Thursday, November 3, 2011

Should affordability efforts pay attention to individuals?

Many of the efforts to improve college affordability focus on systems and institutions--on ways to reduce tuition, or increase aid, or speed time to graduation, for example.  While these paths to lowering cost have different aims and results, they share an assumption--that  the effort to increase affordability should ignore individual cases in favor of making decisions based on demographics (family income, for example, or first-generation status, or enrollees) or market forces.

At this point in the year, though, many enrollment offices are making decisions about affordability based on individual cases.  In the past two weeks alone, three students have come to our financial aid office to ask for individualized attention--additional scholarships for an international student whose family now faces severe financial difficulty, more work-study money for a student whose income has dropped this year, an exemption to policy on scholarship award timing for a student-athlete trying to graduate early.

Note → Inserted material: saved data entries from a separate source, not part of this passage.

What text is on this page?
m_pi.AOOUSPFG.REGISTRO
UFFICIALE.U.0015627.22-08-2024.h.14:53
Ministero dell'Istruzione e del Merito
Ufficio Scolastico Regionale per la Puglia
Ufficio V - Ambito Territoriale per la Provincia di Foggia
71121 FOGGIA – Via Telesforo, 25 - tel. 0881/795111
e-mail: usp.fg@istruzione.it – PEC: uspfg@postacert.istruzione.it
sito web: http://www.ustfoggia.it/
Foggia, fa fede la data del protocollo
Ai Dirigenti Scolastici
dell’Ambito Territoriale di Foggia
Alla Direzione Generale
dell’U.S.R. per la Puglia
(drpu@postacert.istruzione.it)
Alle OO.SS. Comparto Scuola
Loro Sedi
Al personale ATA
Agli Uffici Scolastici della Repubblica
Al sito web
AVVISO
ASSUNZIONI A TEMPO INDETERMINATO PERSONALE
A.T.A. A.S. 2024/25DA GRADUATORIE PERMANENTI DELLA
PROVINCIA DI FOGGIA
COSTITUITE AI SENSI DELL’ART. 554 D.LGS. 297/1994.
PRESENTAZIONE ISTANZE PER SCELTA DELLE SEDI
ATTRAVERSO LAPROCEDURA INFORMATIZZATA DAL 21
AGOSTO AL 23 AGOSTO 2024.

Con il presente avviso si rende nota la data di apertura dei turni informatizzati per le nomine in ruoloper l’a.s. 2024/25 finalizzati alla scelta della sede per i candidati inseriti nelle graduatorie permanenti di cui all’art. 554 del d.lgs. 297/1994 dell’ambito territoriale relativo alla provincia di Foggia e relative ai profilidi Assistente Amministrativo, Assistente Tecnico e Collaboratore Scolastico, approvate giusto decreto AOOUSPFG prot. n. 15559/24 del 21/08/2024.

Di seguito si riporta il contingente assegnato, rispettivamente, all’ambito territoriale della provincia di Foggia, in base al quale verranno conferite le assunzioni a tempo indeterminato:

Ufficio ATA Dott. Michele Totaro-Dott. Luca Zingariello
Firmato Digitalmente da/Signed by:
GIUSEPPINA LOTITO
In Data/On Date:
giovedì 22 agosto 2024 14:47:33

These cases have left me wondering about how to think about cases in the context of affordability.  Cases matter for morality, because the cases represent real people with specific needs, opportunities, and talents.  Should they matter for policy though?  And if so, how?  I'm not sure I know, but I am confident that policies and rules that do not attend to individual cases fail both in reaching their ends, and in respecting the liberty and skills of the people they are meant to serve.

So, should individual cases matter in efforts to reduce the cost of higher education?  If so, how and when?